TC Encore Pro Hunter Stealth Hunting Outfit 50 CAL : Black Powder / Muzzle loading at GunBroker.com

The link below is to Brownell's for the folding buttstock.

Folding Stock at Brownell's

Also, here's a link from a discussion on highroad.org about how you can legally use a stock like this on an encore.

Reply from BATF regarding Thompson Encore question - Page 2 - THR


----------



## youngdon (Mar 10, 2010)

Thats pretty gnarly, probably more accurate than as a handgun I'm sure. I have a 14" contender in .375JDJ. It'll wake you up.


----------



## ebbs (Feb 7, 2010)

Love the TCs man. Got in headfirst with a Pro Hunter 50 cal 3 years ago and it sucked me in. My dad made fun of me for what I paid for that gun and now he's got twice as many barrels as I do! We haven't ventured much into the Contender arena.

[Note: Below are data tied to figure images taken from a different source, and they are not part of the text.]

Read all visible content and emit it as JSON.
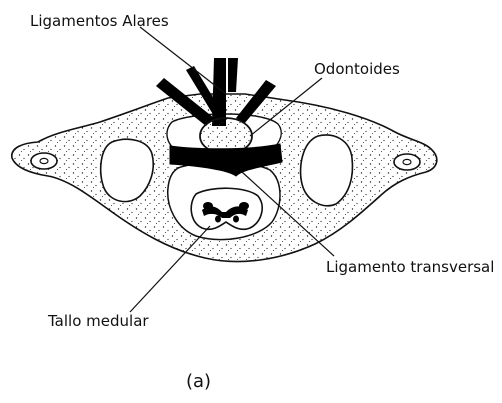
{
  "labels": {
    "alar_ligaments": "Ligamentos Alares",
    "odontoid": "Odontoides",
    "transverse_ligament": "Ligamento transversal",
    "spinal_cord": "Tallo medular"
  },
  "caption": "(a)",
  "colors": {
    "ink": "#111111",
    "paper": "#ffffff"
  }
}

I was checking out your post about single shots earlier this evening and chuckled about my collection going in reverse. 3 1/2 years ago I built my first AR from parts, and 6 months later I bought that Encore. They're fun to shoot, accurate and lightweight. I currently have the 50bp, 300wm, 204 ruger, and more recently got a Bergara barrel to try out in 7mm-08 for antelope. Looking forward to next fall with that one!


----------



## youngdon (Mar 10, 2010)

That 7-08 should do real well in that gun.


----------



## SWAMPBUCK10PT (Apr 5, 2010)

For Whitetail in our neck of the woods the 7X30 waters is a good one


----------



## youngdon (Mar 10, 2010)

You don't see many 7-30's around here except in t/c's. Most that have seen mine have never heard of it.


----------



## SWAMPBUCK10PT (Apr 5, 2010)

Winchester had it in m-94 i belive marlin did too---mine is on my contender--my brother shoots most all of his whitetails with his its a good round


----------



## youngdon (Mar 10, 2010)

I agree it is. Mine has done some damage through the years and hopefully will do more. I have some handloaded 110 gr hp's that will tear a rabbit in half. i have shot the 130gr single shot pistol bullets from sierra quite a bit. What do you shoot.


----------



## SWAMPBUCK10PT (Apr 5, 2010)

For whitetails we use 120gr nosler ballistic tip--fed brass--wlr primers and aa 2460 powder-----haven't used it much for varmints but i'll try those 110gr hp's thanks


----------



## youngdon (Mar 10, 2010)

They work real well as they are made top expand at the lower velocity of a handgun. I wish I had a Marlin lever chambered for 7-30.


----------